En réponse au Président Alain Lambert qui s'interrogeait sur la contradiction existant entre l'autorisation de lever l'impôt - autorisation propre à la loi de finances - et l'utilisation des recettes par la loi de financement de la sécurité sociale, M. Dominique Libault a expliqué que l'on pouvait avoir la tentation de penser que les recettes affectées seraient susceptibles d'être autorisées par la loi de financement de la sécurité sociale. Il a précisé que cette question n'était pas à l'ordre du jour.

Interrogé sur l'incidence de la comptabilité en droits constatés, M. Dominique Libault y a vu une supériorité évidente sur la comptabilité de caisse. Il s'est dit convaincu qu'elle permettrait un meilleur pilotage des finances sociales. Pour son application, la Direction de la sécurité sociale oeuvre à l'harmonisation du travail des agents comptables des différents régimes, et entend mettre en place prochainement une instance jouant un rôle de " police comptable permanente ".

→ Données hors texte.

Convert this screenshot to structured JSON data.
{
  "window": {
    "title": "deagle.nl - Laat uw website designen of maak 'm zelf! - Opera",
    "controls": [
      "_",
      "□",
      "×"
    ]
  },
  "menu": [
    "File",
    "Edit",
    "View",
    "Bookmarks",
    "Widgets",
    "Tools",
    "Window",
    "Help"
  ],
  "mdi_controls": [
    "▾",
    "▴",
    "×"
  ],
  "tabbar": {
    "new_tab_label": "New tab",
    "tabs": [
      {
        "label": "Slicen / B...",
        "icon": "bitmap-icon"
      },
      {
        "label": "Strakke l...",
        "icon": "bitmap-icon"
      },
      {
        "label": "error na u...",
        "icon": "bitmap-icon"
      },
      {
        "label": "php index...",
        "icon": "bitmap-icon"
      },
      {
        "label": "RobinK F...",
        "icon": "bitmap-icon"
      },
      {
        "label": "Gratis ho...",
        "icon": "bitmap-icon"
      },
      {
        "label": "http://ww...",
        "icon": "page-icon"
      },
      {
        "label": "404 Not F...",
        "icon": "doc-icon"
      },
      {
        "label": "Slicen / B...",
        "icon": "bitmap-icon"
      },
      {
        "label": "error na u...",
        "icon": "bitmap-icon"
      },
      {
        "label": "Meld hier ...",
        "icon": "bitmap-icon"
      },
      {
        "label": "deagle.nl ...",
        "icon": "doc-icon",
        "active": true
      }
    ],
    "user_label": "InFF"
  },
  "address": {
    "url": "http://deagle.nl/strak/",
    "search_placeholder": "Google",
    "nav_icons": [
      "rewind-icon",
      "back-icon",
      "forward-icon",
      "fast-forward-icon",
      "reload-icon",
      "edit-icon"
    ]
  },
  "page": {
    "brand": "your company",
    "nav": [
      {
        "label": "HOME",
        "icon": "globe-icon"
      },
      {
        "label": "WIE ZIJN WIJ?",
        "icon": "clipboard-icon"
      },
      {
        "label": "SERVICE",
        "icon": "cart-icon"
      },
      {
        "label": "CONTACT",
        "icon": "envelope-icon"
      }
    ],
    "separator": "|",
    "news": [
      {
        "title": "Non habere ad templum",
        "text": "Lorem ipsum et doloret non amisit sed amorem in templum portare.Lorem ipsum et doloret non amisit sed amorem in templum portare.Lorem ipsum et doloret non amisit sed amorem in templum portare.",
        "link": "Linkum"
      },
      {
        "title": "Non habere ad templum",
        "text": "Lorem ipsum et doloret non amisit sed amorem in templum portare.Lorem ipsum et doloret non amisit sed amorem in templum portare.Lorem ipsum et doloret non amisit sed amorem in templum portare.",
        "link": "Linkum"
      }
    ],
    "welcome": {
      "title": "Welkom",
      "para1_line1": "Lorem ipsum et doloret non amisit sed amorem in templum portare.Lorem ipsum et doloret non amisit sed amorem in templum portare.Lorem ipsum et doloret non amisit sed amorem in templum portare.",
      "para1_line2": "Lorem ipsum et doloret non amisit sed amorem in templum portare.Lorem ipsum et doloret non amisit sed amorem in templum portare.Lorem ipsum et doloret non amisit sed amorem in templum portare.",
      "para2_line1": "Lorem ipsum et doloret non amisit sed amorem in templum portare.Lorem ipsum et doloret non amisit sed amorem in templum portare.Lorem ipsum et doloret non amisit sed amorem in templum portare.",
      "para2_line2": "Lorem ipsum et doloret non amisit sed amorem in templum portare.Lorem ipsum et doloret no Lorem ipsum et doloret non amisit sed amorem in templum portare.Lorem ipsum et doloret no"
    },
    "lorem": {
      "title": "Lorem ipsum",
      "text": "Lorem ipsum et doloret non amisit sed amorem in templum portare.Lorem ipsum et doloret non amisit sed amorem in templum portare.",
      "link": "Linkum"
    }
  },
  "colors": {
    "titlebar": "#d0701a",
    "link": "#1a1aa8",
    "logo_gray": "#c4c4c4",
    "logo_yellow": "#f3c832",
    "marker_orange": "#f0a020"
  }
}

En réponse au Président Alain Lambert, qui déplorait que le citoyen ne puisse pas disposer d'une vision claire des finances publiques et notamment de l'utilisation qui est faite des impôts et taxes qu'il acquitte, M. Dominique Libault a fait remarquer que la création du projet de loi de financement de la sécurité sociale représentait une avancée démocratique. Il a considéré que cette pratique, encore jeune, ne pouvait pas répondre dès à présent à toutes les exigences démocratiques.

Il a toutefois admis que la coexistence d'une comptabilité en droits constatés pour la sécurité sociale et d'une comptabilité de caisse pour les opérations budgétaires, ne favoriserait ni l'agrégation des comptes nationaux, ni la lecture démocratique des finances publiques. A terme, le plus logique serait que tous adoptent une comptabilité en droits constatés.

M. Raoul Briet a indiqué que la confection des comptes nationaux échappait totalement à sa direction. Les agrégats sont peu contrôlés au regard de leur impact au plan international, et il a regretté qu'ils ne fassent pas l'objet d'un audit externe. Le nouveau plan comptable adopté par la sécurité sociale a été élaboré en concertation avec les comptables de l'INSEE et le ministère des finances. Il permet de satisfaire les besoins de chacun.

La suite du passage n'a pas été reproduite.